AuditBoard claims organizations adopting its AI-enhanced platform report up to 65% in improved efficiency and time savings. This is achieved by automating repetitive tasks, enhancing data analysis, and offering real-time insights, which reduces the manual effort involved in compliance and risk audits, AuditBoard said in a study released last week.
AI as hero and problem child
Now add to the mix AI as both hero and problem child. Stakeholders last week also emphasized the need to create guardrails and governance around the rapid deployment of domain-specific AI business tools.
Business outcomes tied to the myriads of third-party AI applications need to be supervised against a user’s unchecked reliance on AI that can cause reputational harm, actionable business biases and data insecurity.
This is a real but separate concern when considering AI’s use as a time-saving tool that can work horizontally within a company to decimate business silos that perpetrate data blind spots for IT and auditors alike.
Bridging a risk exposure gap with a connected-risk approach to cybersecurity
“Compliance is a bread-and-butter piece of cybersecurity. It ensures a level of protection, but it does not mean that it’s the right amount of security to manage the risk that you have. And they are two very different things,” observed a leading chief security officer Anne Marie Zettlemoyer almost three years ago.
She added, if a business cannot manage risk, it cannot thrive. A lot has changed in three years — namely AI.

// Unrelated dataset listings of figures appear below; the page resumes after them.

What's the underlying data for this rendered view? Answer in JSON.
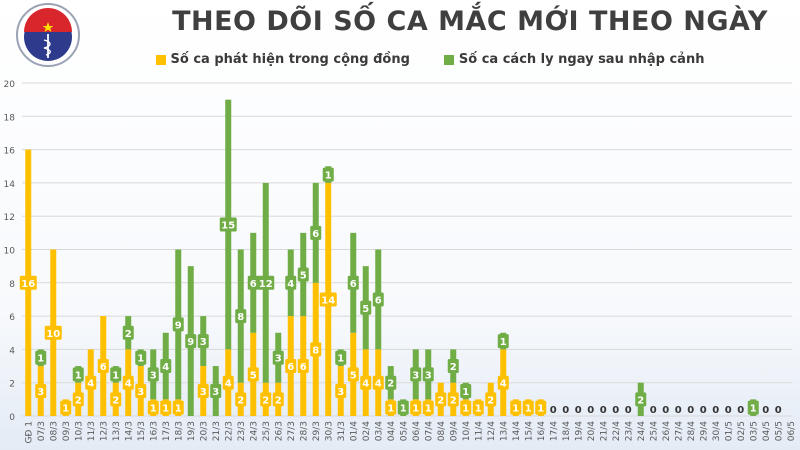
{
  "title": "THEO DÕI SỐ CA MẮC MỚI THEO NGÀY",
  "logo": {
    "text_top": "BỘ Y TẾ",
    "text_bottom": "MINISTRY OF HEALTH"
  },
  "colors": {
    "community": "#ffc000",
    "quarantine": "#70ad47",
    "grid": "#d9d9d9",
    "axis_text": "#595959"
  },
  "chart_data": {
    "type": "bar",
    "stacked": true,
    "title": "THEO DÕI SỐ CA MẮC MỚI THEO NGÀY",
    "xlabel": "",
    "ylabel": "",
    "ylim": [
      0,
      20
    ],
    "yticks": [
      0,
      2,
      4,
      6,
      8,
      10,
      12,
      14,
      16,
      18,
      20
    ],
    "grid": true,
    "legend_position": "top",
    "categories": [
      "GĐ 1",
      "07/3",
      "08/3",
      "09/3",
      "10/3",
      "11/3",
      "12/3",
      "13/3",
      "14/3",
      "15/3",
      "16/3",
      "17/3",
      "18/3",
      "19/3",
      "20/3",
      "21/3",
      "22/3",
      "23/3",
      "24/3",
      "25/3",
      "26/3",
      "27/3",
      "28/3",
      "29/3",
      "30/3",
      "31/3",
      "01/4",
      "02/4",
      "03/4",
      "04/4",
      "05/4",
      "06/4",
      "07/4",
      "08/4",
      "09/4",
      "10/4",
      "11/4",
      "12/4",
      "13/4",
      "14/4",
      "15/4",
      "16/4",
      "17/4",
      "18/4",
      "19/4",
      "20/4",
      "21/4",
      "22/4",
      "23/4",
      "24/4",
      "25/4",
      "26/4",
      "27/4",
      "28/4",
      "29/4",
      "30/4",
      "01/5",
      "02/5",
      "03/5",
      "04/5",
      "05/5",
      "06/5"
    ],
    "series": [
      {
        "name": "Số ca phát hiện trong cộng đồng",
        "color": "#ffc000",
        "values": [
          16,
          3,
          10,
          1,
          2,
          4,
          6,
          2,
          4,
          3,
          1,
          1,
          1,
          0,
          3,
          0,
          4,
          2,
          5,
          2,
          2,
          6,
          6,
          8,
          14,
          3,
          5,
          4,
          4,
          1,
          0,
          1,
          1,
          2,
          2,
          1,
          1,
          2,
          4,
          1,
          1,
          1,
          0,
          0,
          0,
          0,
          0,
          0,
          0,
          0,
          0,
          0,
          0,
          0,
          0,
          0,
          0,
          0,
          0,
          0,
          0,
          null
        ]
      },
      {
        "name": "Số ca cách ly ngay sau nhập cảnh",
        "color": "#70ad47",
        "values": [
          0,
          1,
          0,
          0,
          1,
          0,
          0,
          1,
          2,
          1,
          3,
          4,
          9,
          9,
          3,
          3,
          15,
          8,
          6,
          12,
          3,
          4,
          5,
          6,
          1,
          1,
          6,
          5,
          6,
          2,
          1,
          3,
          3,
          0,
          2,
          1,
          0,
          0,
          1,
          0,
          0,
          0,
          0,
          0,
          0,
          0,
          0,
          0,
          0,
          2,
          0,
          0,
          0,
          0,
          0,
          0,
          0,
          0,
          1,
          0,
          0,
          null
        ]
      }
    ]
  }
}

If I learned nothing else last week, it was that AI is an accelerant empowering business to do both compliance and manage risk in one streamlined process. They can no longer be “two very different things.”
By shifting attitudes towards a risk-management approach versus a compliance mindset, risk becomes the determining factor in cyber defense versus the silos of threat intelligence, vulnerability management and compliance checklists.
Breaking down data and operational silos
AI’s promise in this context is to break down silos and bring compliance and IT security together as one unified front. Tools such as AuditBoard create that actionable, single-pane view of risk. It can help a company boil the ocean of cyber threats and pair it with the breathless pace of new and updated compliance requirements. Next, generative AI can output a cogent audit report in minutes that any CTO, CFO or board member can easily understand.
Compliance is not just what you must do to run your business, it’s part of a cyber risk management strategy core to growing and protecting your business, Zettlemoyer said.
Yep, but now AI helps bridge the risk exposure gap between IT and auditors by creating a connected risk approach to cybersecurity.
“By addressing the barriers of data silos and focusing on integration, we can help companies unlock the full potential of AI, turning risk management from a reactive process into a strategic advantage,” said Happy Wang, CTO of AuditBoard during a Thursday keynote.
“In cybersecurity, this translates to quicker threat detection, more precise responses, and ultimately, stronger defenses against evolving threats,” she said.